If hardware is significantly more advanced, but C is largely the same as it was in PDP-11 days, then C now is relatively speaking less able to control the low level compared to back then.

C has decent escape hatches to direct machine control via a simple ABI and even inline assembly, but the behavior of C code itself is arguably under-specified on modern hardware.

Being under-specified towards the hardware is a feature, to allow optimization.

Now I’m not arguing all the UB in C is great, in fact the opposite. But that should be prohibited on the language layer and not on the machine layer. See rust for a better solution.

100% specification would be a mis-feature. But you can't easily use the C language to tell the compiler that your ternary assignment has a 50/50 probability for each branch, meaning it probably should issue an instruction like cmov on x86. You can use non-standard builtins to say it's 99/1 so it should just branch predict, and those builtins are so ubiquitous it's not such a big deal, but still not technically possible with just the standard C language.

In a PDP-11 world, there was no need for such things.
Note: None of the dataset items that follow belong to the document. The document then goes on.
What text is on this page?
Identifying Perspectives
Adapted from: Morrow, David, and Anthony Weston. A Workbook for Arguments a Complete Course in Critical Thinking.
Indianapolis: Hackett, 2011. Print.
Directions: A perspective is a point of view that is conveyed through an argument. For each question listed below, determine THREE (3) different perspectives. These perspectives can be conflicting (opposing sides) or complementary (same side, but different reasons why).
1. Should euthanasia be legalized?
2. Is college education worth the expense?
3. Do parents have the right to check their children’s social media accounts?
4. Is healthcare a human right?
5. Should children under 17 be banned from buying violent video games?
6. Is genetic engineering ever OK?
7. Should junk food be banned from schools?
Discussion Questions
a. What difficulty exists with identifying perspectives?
In the superscalar predictive world of today, there are a lot of such things you need to specify with non-standard builtins and inline assembly. C gets the job done, but basically ever since the Pentium, it has relied more and more on those non-standard escape hatches, in order to be the best portable assembler. It's still the best compared to other languages, but in absolute terms, it is less good at that task with every hardware generation. Rust doesn't improve on this by the way.

That's the obvious stuff. Compiler writers using UB footguns as one of the most powerful optimization tools is another problem on top of that. You might have to use signed indices into some bytes in order to let the compiler assume your index increment has no overflow (that would be UB), again just to be able to issue cmovs. That's an awkwardly indirect way to do that. Arguably C would be better off specifying addition operators or inline functions for unsigned integers that the programmer promises will never overflow. I don't use Rust, but my understanding is all integer types panic on overflow in debug, and wrap in release -- at least there is a non-stable unchecked_add.

Now I see what you mean by under-specified in the case of branch hints. But does the solution need to involve giving more direct machine access? Similar benefits can be given with higher layer abstractions as well, without adding more UB, in fact the examples below remove UB. Take restrict keyword in C, which theoretically could be automatically inferred in Rust (not sure if they actually do nowadays). Iterators, or as you say better addition operators, can hide the details of array indexing and overflows. Hinting the probability of a certain branch certainly sounds like a higher layer construct as well, not something to expose a direct machine instruction for.
I’m not proposing machine specific additions to C. One of my complaints is that the C language doesn’t have enough features, so I end up using machine specific assembly or compiler specific builtins. And I’m complaining about C pushing developers onto the knife edge of UB or performant code — I don’t want more UB either.

I want higher level constructs in the C language (restrict isn’t a great feature, but it’s high level, so like that) that can map to the actual feature set found on actual machines since 2004 (and compiler writers can do that mapping per machine). But C is stuck with a simplified model of the machine that ignores what almost all hardware can do these days.

I think I’ll always have to dip into assembly/intrinsics sometimes, so I’m not looking for super advanced/rich features. Actually, I think the real benefit would be giving compiler writers ways to improve performance without pushing devs onto the UB knife edge.

Sounds like he's saying that a low level language without invisible abstractions no longer exists for modern CPUs. Thus the calls to rethink both the hardware and language.